Restore the DMG file to the bootable USB flash drive:

  1. Locate the “Mac OS X Install DVD.dmg” file that was created earlier. Double-click on it to mount and launch it. You will see a “Mac OS X Install DVD” disk icon appear on the desktop. You can close the “Mac OS X Install DVD” application window that was also opened.
  2. Insert the Mac OS X bootable USB flash drive that we created above.
  3. Run the “Disk Utility” application.
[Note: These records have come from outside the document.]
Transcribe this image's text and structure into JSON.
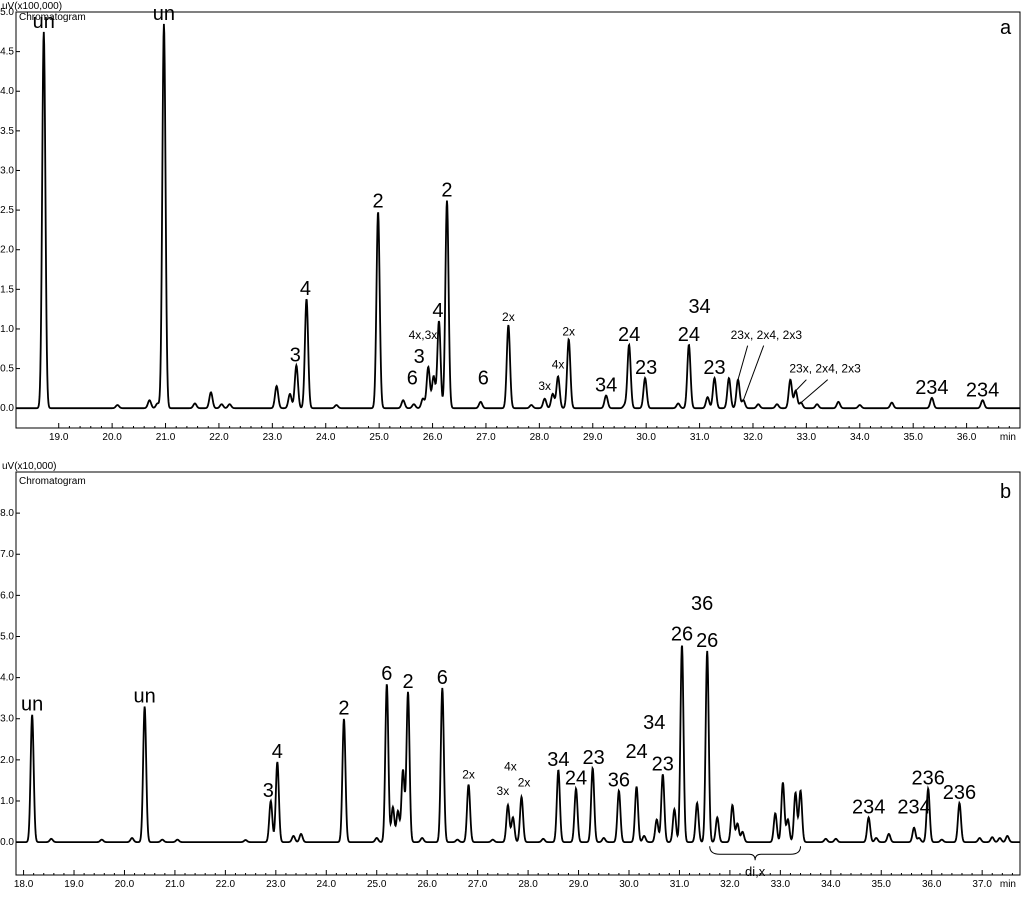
{
  "chart_data": [
    {
      "type": "line",
      "panel": "a",
      "y_unit_label": "uV(x100,000)",
      "chart_label": "Chromatogram",
      "x_unit_label": "min",
      "xlim": [
        18.2,
        37.0
      ],
      "ylim": [
        -0.25,
        5.0
      ],
      "x_ticks": [
        "19.0",
        "20.0",
        "21.0",
        "22.0",
        "23.0",
        "24.0",
        "25.0",
        "26.0",
        "27.0",
        "28.0",
        "29.0",
        "30.0",
        "31.0",
        "32.0",
        "33.0",
        "34.0",
        "35.0",
        "36.0"
      ],
      "y_ticks": [
        "0.0",
        "0.5",
        "1.0",
        "1.5",
        "2.0",
        "2.5",
        "3.0",
        "3.5",
        "4.0",
        "4.5",
        "5.0"
      ],
      "peaks": [
        {
          "x": 18.72,
          "h": 4.75
        },
        {
          "x": 20.97,
          "h": 4.85
        },
        {
          "x": 20.1,
          "h": 0.04
        },
        {
          "x": 20.7,
          "h": 0.1
        },
        {
          "x": 20.85,
          "h": 0.06
        },
        {
          "x": 21.55,
          "h": 0.06
        },
        {
          "x": 21.85,
          "h": 0.2
        },
        {
          "x": 22.05,
          "h": 0.05
        },
        {
          "x": 22.2,
          "h": 0.05
        },
        {
          "x": 23.08,
          "h": 0.28
        },
        {
          "x": 23.33,
          "h": 0.18
        },
        {
          "x": 23.45,
          "h": 0.54
        },
        {
          "x": 23.64,
          "h": 1.38
        },
        {
          "x": 24.2,
          "h": 0.04
        },
        {
          "x": 24.98,
          "h": 2.48
        },
        {
          "x": 25.45,
          "h": 0.1
        },
        {
          "x": 25.65,
          "h": 0.05
        },
        {
          "x": 25.82,
          "h": 0.12
        },
        {
          "x": 25.92,
          "h": 0.52
        },
        {
          "x": 26.02,
          "h": 0.4
        },
        {
          "x": 26.12,
          "h": 1.1
        },
        {
          "x": 26.27,
          "h": 2.62
        },
        {
          "x": 26.9,
          "h": 0.08
        },
        {
          "x": 27.42,
          "h": 1.05
        },
        {
          "x": 27.85,
          "h": 0.04
        },
        {
          "x": 28.1,
          "h": 0.12
        },
        {
          "x": 28.25,
          "h": 0.18
        },
        {
          "x": 28.35,
          "h": 0.4
        },
        {
          "x": 28.55,
          "h": 0.87
        },
        {
          "x": 29.25,
          "h": 0.16
        },
        {
          "x": 29.6,
          "h": 0.04
        },
        {
          "x": 29.68,
          "h": 0.8
        },
        {
          "x": 29.98,
          "h": 0.38
        },
        {
          "x": 30.6,
          "h": 0.06
        },
        {
          "x": 30.8,
          "h": 0.8
        },
        {
          "x": 31.15,
          "h": 0.14
        },
        {
          "x": 31.28,
          "h": 0.38
        },
        {
          "x": 31.55,
          "h": 0.38
        },
        {
          "x": 31.72,
          "h": 0.36
        },
        {
          "x": 31.82,
          "h": 0.1
        },
        {
          "x": 32.1,
          "h": 0.05
        },
        {
          "x": 32.45,
          "h": 0.05
        },
        {
          "x": 32.7,
          "h": 0.36
        },
        {
          "x": 32.8,
          "h": 0.22
        },
        {
          "x": 32.9,
          "h": 0.07
        },
        {
          "x": 33.2,
          "h": 0.05
        },
        {
          "x": 33.6,
          "h": 0.08
        },
        {
          "x": 34.0,
          "h": 0.04
        },
        {
          "x": 34.6,
          "h": 0.07
        },
        {
          "x": 35.35,
          "h": 0.13
        },
        {
          "x": 36.3,
          "h": 0.1
        }
      ],
      "annotations": [
        {
          "text": "un",
          "x": 18.72,
          "y": 4.75,
          "size": "lg"
        },
        {
          "text": "un",
          "x": 20.97,
          "y": 4.85,
          "size": "lg"
        },
        {
          "text": "3",
          "x": 23.43,
          "y": 0.54,
          "size": "lg"
        },
        {
          "text": "4",
          "x": 23.62,
          "y": 1.38,
          "size": "lg"
        },
        {
          "text": "2",
          "x": 24.98,
          "y": 2.48,
          "size": "lg"
        },
        {
          "text": "6",
          "x": 25.62,
          "y": 0.25,
          "size": "lg"
        },
        {
          "text": "4x,3x",
          "x": 25.82,
          "y": 0.82,
          "size": "sm"
        },
        {
          "text": "3",
          "x": 25.75,
          "y": 0.52,
          "size": "lg"
        },
        {
          "text": "4",
          "x": 26.1,
          "y": 1.1,
          "size": "lg"
        },
        {
          "text": "2",
          "x": 26.27,
          "y": 2.62,
          "size": "lg"
        },
        {
          "text": "6",
          "x": 26.95,
          "y": 0.25,
          "size": "lg"
        },
        {
          "text": "2x",
          "x": 27.42,
          "y": 1.05,
          "size": "sm"
        },
        {
          "text": "3x",
          "x": 28.1,
          "y": 0.18,
          "size": "sm"
        },
        {
          "text": "4x",
          "x": 28.35,
          "y": 0.45,
          "size": "sm"
        },
        {
          "text": "2x",
          "x": 28.55,
          "y": 0.87,
          "size": "sm"
        },
        {
          "text": "34",
          "x": 29.25,
          "y": 0.16,
          "size": "lg"
        },
        {
          "text": "24",
          "x": 29.68,
          "y": 0.8,
          "size": "lg"
        },
        {
          "text": "23",
          "x": 30.0,
          "y": 0.38,
          "size": "lg"
        },
        {
          "text": "34",
          "x": 31.0,
          "y": 1.15,
          "size": "lg"
        },
        {
          "text": "24",
          "x": 30.8,
          "y": 0.8,
          "size": "lg"
        },
        {
          "text": "23",
          "x": 31.28,
          "y": 0.38,
          "size": "lg"
        },
        {
          "text": "23x, 2x4, 2x3",
          "x": 32.25,
          "y": 0.82,
          "size": "sm"
        },
        {
          "text": "23x, 2x4, 2x3",
          "x": 33.35,
          "y": 0.4,
          "size": "sm"
        },
        {
          "text": "234",
          "x": 35.35,
          "y": 0.13,
          "size": "lg"
        },
        {
          "text": "234",
          "x": 36.3,
          "y": 0.1,
          "size": "lg"
        }
      ],
      "pointer_lines": [
        {
          "from": [
            31.9,
            0.79
          ],
          "to": [
            31.72,
            0.36
          ]
        },
        {
          "from": [
            32.2,
            0.79
          ],
          "to": [
            31.82,
            0.1
          ]
        },
        {
          "from": [
            33.0,
            0.36
          ],
          "to": [
            32.8,
            0.22
          ]
        },
        {
          "from": [
            33.4,
            0.36
          ],
          "to": [
            32.9,
            0.07
          ]
        }
      ]
    },
    {
      "type": "line",
      "panel": "b",
      "y_unit_label": "uV(x10,000)",
      "chart_label": "Chromatogram",
      "x_unit_label": "min",
      "xlim": [
        17.85,
        37.75
      ],
      "ylim": [
        -0.8,
        9.0
      ],
      "x_ticks": [
        "18.0",
        "19.0",
        "20.0",
        "21.0",
        "22.0",
        "23.0",
        "24.0",
        "25.0",
        "26.0",
        "27.0",
        "28.0",
        "29.0",
        "30.0",
        "31.0",
        "32.0",
        "33.0",
        "34.0",
        "35.0",
        "36.0",
        "37.0"
      ],
      "y_ticks": [
        "0.0",
        "1.0",
        "2.0",
        "3.0",
        "4.0",
        "5.0",
        "6.0",
        "7.0",
        "8.0"
      ],
      "peaks": [
        {
          "x": 18.17,
          "h": 3.1
        },
        {
          "x": 18.55,
          "h": 0.08
        },
        {
          "x": 19.55,
          "h": 0.06
        },
        {
          "x": 20.15,
          "h": 0.1
        },
        {
          "x": 20.4,
          "h": 3.3
        },
        {
          "x": 20.75,
          "h": 0.06
        },
        {
          "x": 21.05,
          "h": 0.06
        },
        {
          "x": 22.4,
          "h": 0.05
        },
        {
          "x": 22.9,
          "h": 1.0
        },
        {
          "x": 23.03,
          "h": 1.95
        },
        {
          "x": 23.35,
          "h": 0.15
        },
        {
          "x": 23.5,
          "h": 0.2
        },
        {
          "x": 24.35,
          "h": 3.0
        },
        {
          "x": 25.0,
          "h": 0.1
        },
        {
          "x": 25.2,
          "h": 3.85
        },
        {
          "x": 25.32,
          "h": 0.85
        },
        {
          "x": 25.42,
          "h": 0.75
        },
        {
          "x": 25.52,
          "h": 1.75
        },
        {
          "x": 25.62,
          "h": 3.65
        },
        {
          "x": 25.9,
          "h": 0.1
        },
        {
          "x": 26.3,
          "h": 3.75
        },
        {
          "x": 26.6,
          "h": 0.06
        },
        {
          "x": 26.82,
          "h": 1.4
        },
        {
          "x": 27.3,
          "h": 0.06
        },
        {
          "x": 27.6,
          "h": 0.9
        },
        {
          "x": 27.7,
          "h": 0.6
        },
        {
          "x": 27.87,
          "h": 1.1
        },
        {
          "x": 28.3,
          "h": 0.08
        },
        {
          "x": 28.6,
          "h": 1.75
        },
        {
          "x": 28.95,
          "h": 1.3
        },
        {
          "x": 29.28,
          "h": 1.8
        },
        {
          "x": 29.5,
          "h": 0.1
        },
        {
          "x": 29.8,
          "h": 1.25
        },
        {
          "x": 30.15,
          "h": 1.35
        },
        {
          "x": 30.3,
          "h": 0.15
        },
        {
          "x": 30.55,
          "h": 0.55
        },
        {
          "x": 30.67,
          "h": 1.65
        },
        {
          "x": 30.9,
          "h": 0.8
        },
        {
          "x": 31.05,
          "h": 4.8
        },
        {
          "x": 31.35,
          "h": 0.95
        },
        {
          "x": 31.55,
          "h": 4.65
        },
        {
          "x": 31.75,
          "h": 0.6
        },
        {
          "x": 32.05,
          "h": 0.9
        },
        {
          "x": 32.15,
          "h": 0.45
        },
        {
          "x": 32.25,
          "h": 0.25
        },
        {
          "x": 32.9,
          "h": 0.7
        },
        {
          "x": 33.05,
          "h": 1.45
        },
        {
          "x": 33.15,
          "h": 0.55
        },
        {
          "x": 33.3,
          "h": 1.2
        },
        {
          "x": 33.4,
          "h": 1.25
        },
        {
          "x": 33.9,
          "h": 0.08
        },
        {
          "x": 34.1,
          "h": 0.08
        },
        {
          "x": 34.75,
          "h": 0.6
        },
        {
          "x": 34.9,
          "h": 0.1
        },
        {
          "x": 35.15,
          "h": 0.2
        },
        {
          "x": 35.65,
          "h": 0.35
        },
        {
          "x": 35.75,
          "h": 0.1
        },
        {
          "x": 35.93,
          "h": 1.3
        },
        {
          "x": 36.2,
          "h": 0.06
        },
        {
          "x": 36.55,
          "h": 0.95
        },
        {
          "x": 36.95,
          "h": 0.1
        },
        {
          "x": 37.2,
          "h": 0.12
        },
        {
          "x": 37.35,
          "h": 0.1
        },
        {
          "x": 37.5,
          "h": 0.15
        }
      ],
      "annotations": [
        {
          "text": "un",
          "x": 18.17,
          "y": 3.1,
          "size": "lg"
        },
        {
          "text": "un",
          "x": 20.4,
          "y": 3.3,
          "size": "lg"
        },
        {
          "text": "3",
          "x": 22.85,
          "y": 1.0,
          "size": "lg"
        },
        {
          "text": "4",
          "x": 23.03,
          "y": 1.95,
          "size": "lg"
        },
        {
          "text": "2",
          "x": 24.35,
          "y": 3.0,
          "size": "lg"
        },
        {
          "text": "6",
          "x": 25.2,
          "y": 3.85,
          "size": "lg"
        },
        {
          "text": "2",
          "x": 25.62,
          "y": 3.65,
          "size": "lg"
        },
        {
          "text": "6",
          "x": 26.3,
          "y": 3.75,
          "size": "lg"
        },
        {
          "text": "2x",
          "x": 26.82,
          "y": 1.45,
          "size": "sm"
        },
        {
          "text": "3x",
          "x": 27.5,
          "y": 1.05,
          "size": "sm"
        },
        {
          "text": "4x",
          "x": 27.65,
          "y": 1.65,
          "size": "sm"
        },
        {
          "text": "2x",
          "x": 27.92,
          "y": 1.25,
          "size": "sm"
        },
        {
          "text": "34",
          "x": 28.6,
          "y": 1.75,
          "size": "lg"
        },
        {
          "text": "24",
          "x": 28.95,
          "y": 1.3,
          "size": "lg"
        },
        {
          "text": "23",
          "x": 29.3,
          "y": 1.8,
          "size": "lg"
        },
        {
          "text": "36",
          "x": 29.8,
          "y": 1.25,
          "size": "lg"
        },
        {
          "text": "34",
          "x": 30.5,
          "y": 2.65,
          "size": "lg"
        },
        {
          "text": "24",
          "x": 30.15,
          "y": 1.95,
          "size": "lg"
        },
        {
          "text": "23",
          "x": 30.67,
          "y": 1.65,
          "size": "lg"
        },
        {
          "text": "26",
          "x": 31.05,
          "y": 4.8,
          "size": "lg"
        },
        {
          "text": "36",
          "x": 31.45,
          "y": 5.55,
          "size": "lg"
        },
        {
          "text": "26",
          "x": 31.55,
          "y": 4.65,
          "size": "lg"
        },
        {
          "text": "234",
          "x": 34.75,
          "y": 0.6,
          "size": "lg"
        },
        {
          "text": "234",
          "x": 35.65,
          "y": 0.6,
          "size": "lg"
        },
        {
          "text": "236",
          "x": 35.93,
          "y": 1.3,
          "size": "lg"
        },
        {
          "text": "236",
          "x": 36.55,
          "y": 0.95,
          "size": "lg"
        }
      ],
      "brace": {
        "text": "di,x",
        "x_start": 31.6,
        "x_end": 33.4
      }
    }
  ]
}
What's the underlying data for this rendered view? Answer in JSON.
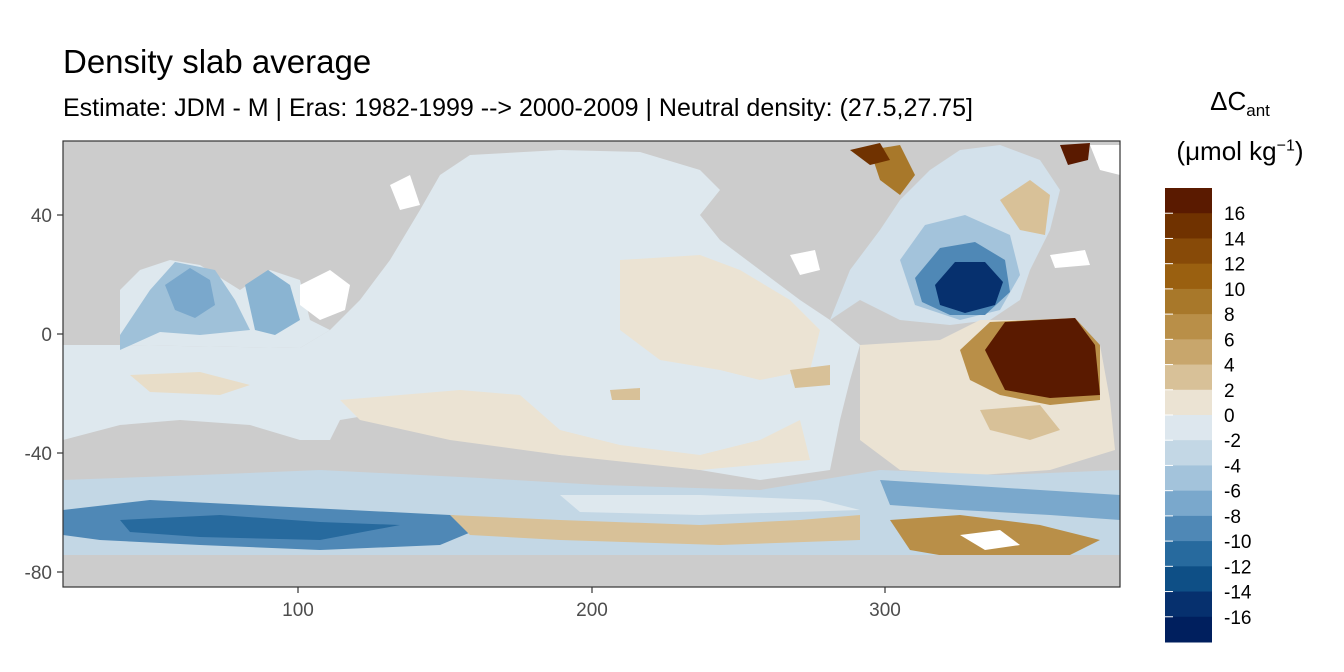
{
  "title": "Density slab average",
  "subtitle": "Estimate: JDM - M | Eras: 1982-1999 --> 2000-2009 | Neutral density: (27.5,27.75]",
  "x_axis": {
    "ticks": [
      "100",
      "200",
      "300"
    ]
  },
  "y_axis": {
    "ticks": [
      "40",
      "0",
      "-40",
      "-80"
    ]
  },
  "legend": {
    "title_line1": "ΔC",
    "title_sub": "ant",
    "title_line2": "(μmol kg",
    "title_sup": "−1",
    "title_close": ")",
    "labels": [
      "16",
      "14",
      "12",
      "10",
      "8",
      "6",
      "4",
      "2",
      "0",
      "-2",
      "-4",
      "-6",
      "-8",
      "-10",
      "-12",
      "-14",
      "-16"
    ],
    "colors": [
      "#5a1a00",
      "#703200",
      "#874a08",
      "#9a6010",
      "#a8782a",
      "#b98f48",
      "#c8a66c",
      "#d8c198",
      "#ebe3d3",
      "#dde7ee",
      "#c3d7e5",
      "#a3c3db",
      "#7aa8cc",
      "#4f88b6",
      "#276a9e",
      "#0e4f86",
      "#06306e",
      "#001f5e"
    ]
  },
  "chart_data": {
    "type": "heatmap",
    "title": "Density slab average",
    "subtitle": "Estimate: JDM - M | Eras: 1982-1999 --> 2000-2009 | Neutral density: (27.5,27.75]",
    "xlabel": "",
    "ylabel": "",
    "xlim": [
      20,
      380
    ],
    "ylim": [
      -85,
      65
    ],
    "x_ticks": [
      100,
      200,
      300
    ],
    "y_ticks": [
      40,
      0,
      -40,
      -80
    ],
    "legend_title": "ΔCant (μmol kg−1)",
    "color_scale": {
      "min": -18,
      "max": 18,
      "step": 2,
      "palette": "blue-to-brown diverging"
    },
    "grid": false,
    "legend_placement": "right"
  }
}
On the left-hand pane, you should see both the USB flash drive and the mounted DMG file.
  4. On the left-hand pane, select the partition under the USB flash drive.
  5. Click on the “Restore” tab and drag that same partition (under the USB flash drive) to the “Destination” field (you will see a green plus mouse icon appear when you drag over the field).
  6. If you cannot drag the “Mac OS X Install DVD” partition under the DMG file to the “Source” field (on Snow Leopard, the green plus mouse icon won’t appear and no action is taken on the drop), you can instead right-click on the “Mac OS X Install DVD” partition and select “Set as source”. The “Source” field will then be filled with the partition name.
    • Even though you can click on the “Image…” button and select the DMG file, when you do the restore, Disk Utility will throw a “RESTORE FAILURE” error with the message: “Could not find any scan information. The source image needs to be image scanned before it can be restored.”
    • If you are cloning directly from the “Mac OS X Install” DVD, you can just drag the partition under the DVD drive to the “Source” field.
  7. I left the “Erase destination” box checked. With this box checked, the restore operation took about 25 minutes. When this box was unchecked, the restore operation reported that it would require 4 hours.
  8. Click the “Restore” button, then the “Erase” button, and input your Mac OS X administrative password.
  9. When the restore completes, you may see two “Mac OS X Install DVD” application windows appear, the first from the mounted DMG file and second from the USB flash drive. There will also be two “Mac OS X Install DVD” disk icons on the desktop. Also, notice that the partition under the USB flash drive is now named the same as the source, “Mac OS X Install DVD”.
  10. Select the USB flash drive in the left-hand pane. In the bottom pane, double-check that the “Partition Map Scheme” is still set to “GUID Partition Table”.
    • If you are not using Snow Leopard and find that the “Partition Map Scheme” is no longer set to “GUID Partition Table”, you may need to redo the restore. Reformat the USB flash drive (per the alternative instructions above) and before doing the restore, uncheck the “Erase destination” box. I fear that the “Erase destination” function may modify the partition map scheme to be something other than “GUID Partition Table”.

Boot from the USB Flash Drive

  1. Insert the USB flash drive.
  2. While starting your Mac, hold the Alt/Option key down to launch the Startup Manager.
  3. Select the USB flash drive to boot from; it will be labeled “Mac OS X Install DVD”.